Barzani ve avaneleri bu coğrafyayı tekrar etnik kimlikler üzerinden bir kaos içine çekmek için adım adım kaosa ve çıkışı zor olan bir yola giriyor.. Bu hain adım aynı zamanda Kürt, Arap ve Türk düşmanlığınında habercisidir.
Daldan dala koşan Barzani bu coğrafyayı 100 yıl önce düştüğü tuzağa düşürmüş durumda. Hem de en rahat olduğu dönemde… Çünkü bir kere sırtını güçlü bir dosta, Türkiye’ye dayamıştı… Güvenlik sorunu yoktu, ekonomik faaliyetleri devam ediyordu. Çevresel baskılara maruz kaldıklarında koşup geldikleri bir Türkiye vardı…
Türkiye, dost kapısını hainlerin yüzüne derhal sert bir şekilde kapatmalıdır. Bu noktadan hareketle Türkiye ulus devlet olduğunu net bir şekilde ortaya koymalı, bu referandumu savaş sebebi sayarak, Kerkük’teki soydaşlarımızı ve Irak’ın toprak bütünlüğünü korumak adına derhal askeri müdahalede bulunmalıdır. İsrail’in tuza düşürdüğü Barzani bölgedeki Kürt Halkına yaptığı kötülüğün bedeli olarak da ülkesini derhal terk etmelidir…
İsrail’in piyon olarak kullandığı Barzani sayesinde sözde bağımsızlık referandumunun sonuçlarının zamana yayılarak adım adım uygulamaya konulmasının amaçlandığı görülmektedir. Bu durumda Türkiye’nin fiili askeri güç kullanımını da içeren etkili ve kapsamlı bir “Caydırıcılık politikası” izlemesi ve bunun için gerekli tüm önleyici ve zorlayıcı tedbirleri süratle belirleyerek gelişmelerin seyrine göre tedricen uygulamaya koyması kaçınılmaz hale gelmiştir…
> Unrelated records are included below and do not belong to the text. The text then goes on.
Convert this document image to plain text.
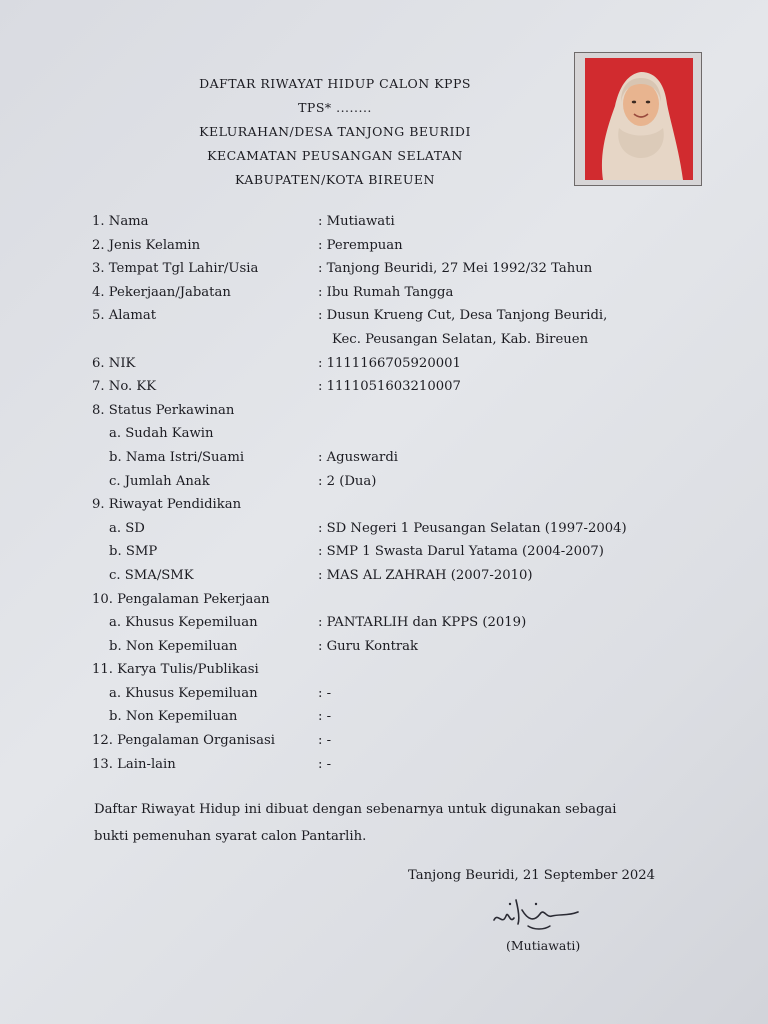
DAFTAR RIWAYAT HIDUP CALON KPPS
TPS* ........
KELURAHAN/DESA TANJONG BEURIDI
KECAMATAN PEUSANGAN SELATAN
KABUPATEN/KOTA BIREUEN
1. Nama	: Mutiawati
2. Jenis Kelamin	: Perempuan
3. Tempat Tgl Lahir/Usia	: Tanjong Beuridi, 27 Mei 1992/32 Tahun
4. Pekerjaan/Jabatan	: Ibu Rumah Tangga
5. Alamat	: Dusun Krueng Cut, Desa Tanjong Beuridi,
Kec. Peusangan Selatan, Kab. Bireuen
6. NIK	: 1111166705920001
7. No. KK	: 1111051603210007
8. Status Perkawinan
a. Sudah Kawin
b. Nama Istri/Suami	: Aguswardi
c. Jumlah Anak	: 2 (Dua)
9. Riwayat Pendidikan
a. SD	: SD Negeri 1 Peusangan Selatan (1997-2004)
b. SMP	: SMP 1 Swasta Darul Yatama (2004-2007)
c. SMA/SMK	: MAS AL ZAHRAH (2007-2010)
10. Pengalaman Pekerjaan
a. Khusus Kepemiluan	: PANTARLIH dan KPPS (2019)
b. Non Kepemiluan	: Guru Kontrak
11. Karya Tulis/Publikasi
a. Khusus Kepemiluan	: -
b. Non Kepemiluan	: -
12. Pengalaman Organisasi	: -
13. Lain-lain	: -
Daftar Riwayat Hidup ini dibuat dengan sebenarnya untuk digunakan sebagai
bukti pemenuhan syarat calon Pantarlih.
Tanjong Beuridi, 21 September 2024
(Mutiawati)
Her platformda demokrasiden ve Irak’ın toprak bütünlüğünden dem vuranlar Kuzey Irak’ta bağımsız devlet ilanını Irak’ın nihai olarak parçalanmasına yol açacak ve Türkiye’nin milli güvenliği için çok ciddi bir tehdit oluşturacak planlarının hayat bulması için Barzani ve avanelerini net bir biçimde kullanmaktadırlar…
Türkiye böyle bir bölücülük, kaos ve tehdit içerikli gelişmeyi önlemek için tüm imkanlarını kullanacak ve bu vahim sonuna kadar karşı koyacak güçtedir. Kuzey Irak’ta yapılan hükümsüz ve korsan referanduma siyasi ve hukuki sonuçlar kazandırma çabaları, tüm bölgeyi içine alacak büyük bir yangının fitilini ateşleyeceği net bir şekilde ortadır..
Referandumun uygulamaya geçirilmesi yolunda atılacak adımlar, Irak’taki Türkmenler ile Arapların yanı sıra, bölge ülkelerini de içine alacak top yekün bir çatışmaya davetiye çıkaracaktır. Böyle bir bölgesel çatışma ortamından en fazla zarar görecek olan da Irak’lı Kürtler olacaktır. Siyasi hayatının sonuna gelen Barzani, Irak’ın ayrılmaz bir parçası olan Kürtlerin geleceğini de ateşe atmaktadır.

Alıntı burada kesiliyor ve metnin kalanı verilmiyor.